Die Referenzen Söderholms als Trainer sind noch überschaubar. Er spielte bis 2016, war danach Co- und Development-Trainer beim EHC München, übernahm 2017 als Cheftrainer im Auftrag der Red-Bull-Organisation den SC Riessersee in der DEL2 und blieb beim Traditionsklub, als der wegen Insolvenz in die Oberliga absteigen musste. Der Plan, den München mit ihm hatte, war offensichtlich: Er sollte zum Nachfolger von Meistertrainer Don Jackson aufgebaut werden. „Ich danke München, sie haben mich auf die Trainerbühne gebracht“, sagt Söderholm. Nach dem Ende seiner Spielerkarriere mit 37 Jahren sei es darum gegangen, eine „emotionale Lücke auszufüllen“. Schnell fand er sich ein im neuen Metier.

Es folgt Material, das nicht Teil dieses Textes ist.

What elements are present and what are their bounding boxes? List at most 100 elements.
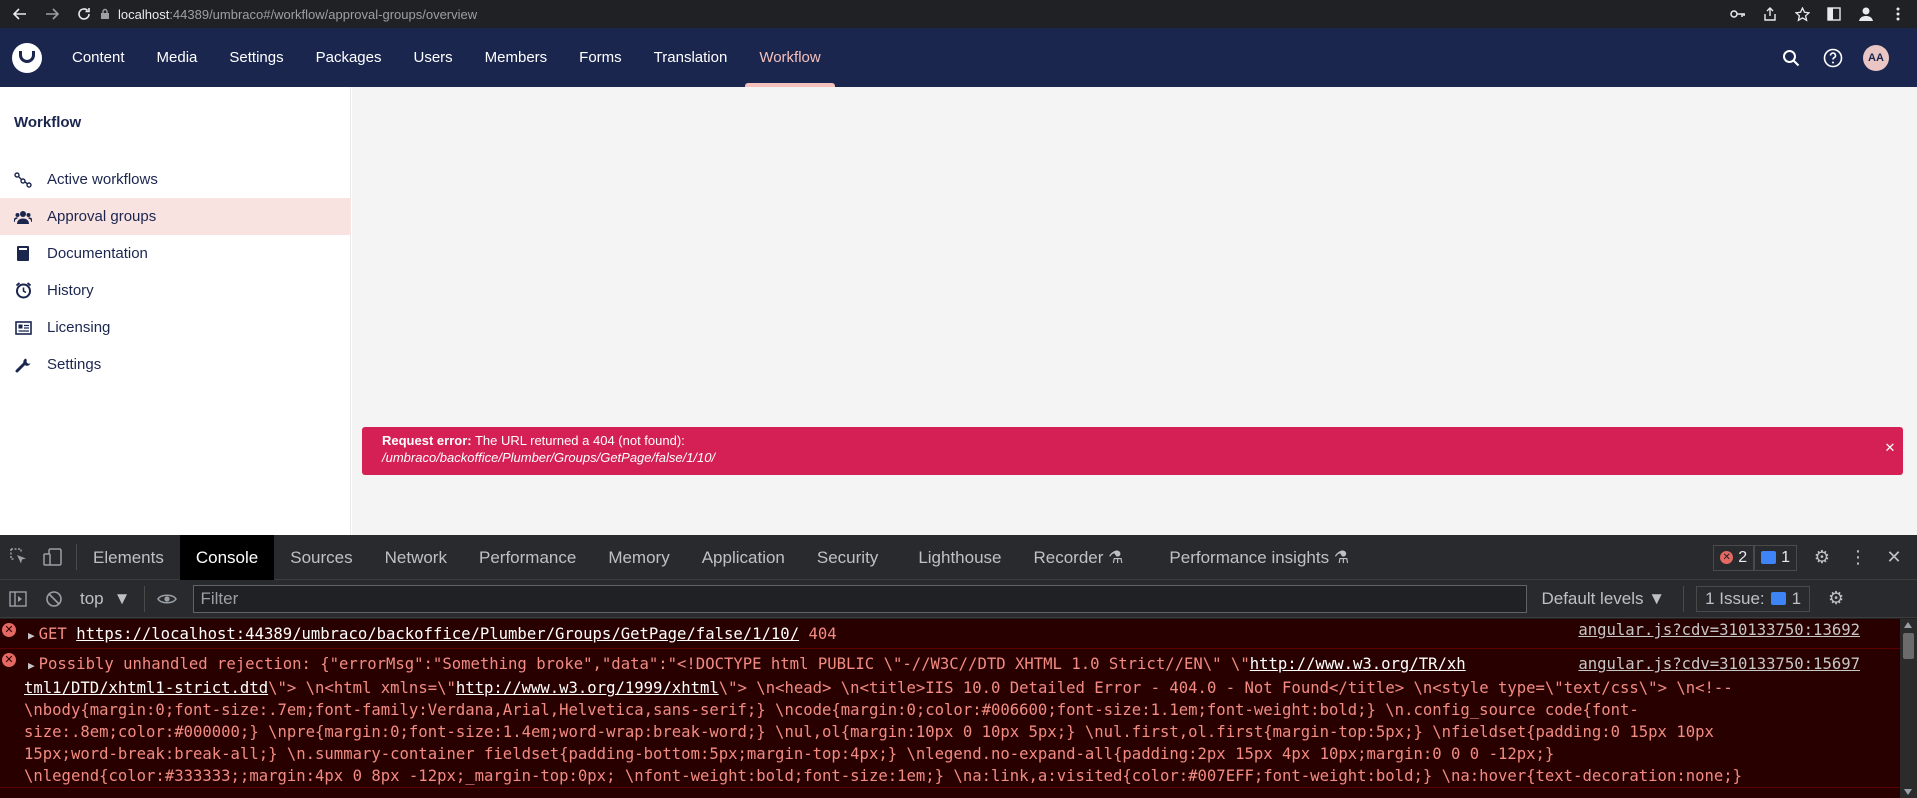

Empfohlen hat er sich vergangene Woche auch noch durch seine Assistenz bei der U 20-Nationalmannschaft, die in Füssen die WM der Division I überzeugend gewann und den Aufstieg in die A-Gruppe vollbrachte. Christian Künast, Chef der U 20, habe die Zuarbeit Söderholms als „überragend“ bezeichnet, so Reindl. Sein eigener Eindruck: „Toni ist noch nahe dran an den Spielern, er ist ein Spielercoach, er hat Charisma, er ist ideal fürs internationale Eishockey.“

Bislang hat Söderholm sich in seiner Trainingsarbeit in Garmisch-Partenkirchen nach den Vorgaben von Münchens Trainer Don Jackson gerichtet, den er bewundert. Er weiß aber noch nicht, ob er dessen System in der Nationalmannschaft spielen lässt. Auch Sturm, von dem er „schon eine Nachricht bekommen“ hat, habe ein erfolgreiches System implementiert. Für Söderholm ist klar: „Wir bleiben in der Spur des DEB-Eishockeys.“ Er sei „sofort aufgeregt gewesen, als Stefan Schaidnagel mich anrief“, Druck verspüre er trotz der Sturm-Erfolge mit dem Olympia-Silber keinen. Sein Vertrag beim DEB läuft gleich bis 2022.

Söderholm wird nicht nur der neue Bundestrainer, sondern auch noch ein halber Generalmanager. „Toni und ich teilen uns diese Stelle“, erklärt Schaidnagel. Sein eigenes Jobprofil beschreibt er als „Sportdirektor plus X“. Sein Aufgabengebiet: „Die Generalverantwortung.“ In seiner erweiterten Rolle als zweite Hälfte der Generalmanagers hat er „gestern Nacht mit Leon Draisaitl telefoniert“. Deutschlands Vorzeigespieler in der NHL (Edmonton).

Kaum eine Erwähnung fand bei Söderholms Vorstellung der Name Christian Ehrhoff. Der Silbermedaillengewinner und Ex-NHL-Verteidiger soll im deutschen Eishockey eine Rolle spielen. „Christian ist nach dem Ende seiner Spielerkarriere noch in der Findungsphase“, sagte Reindl. Es werde wohl auf eine Stelle als „Repräsentant“ hinauslaufen.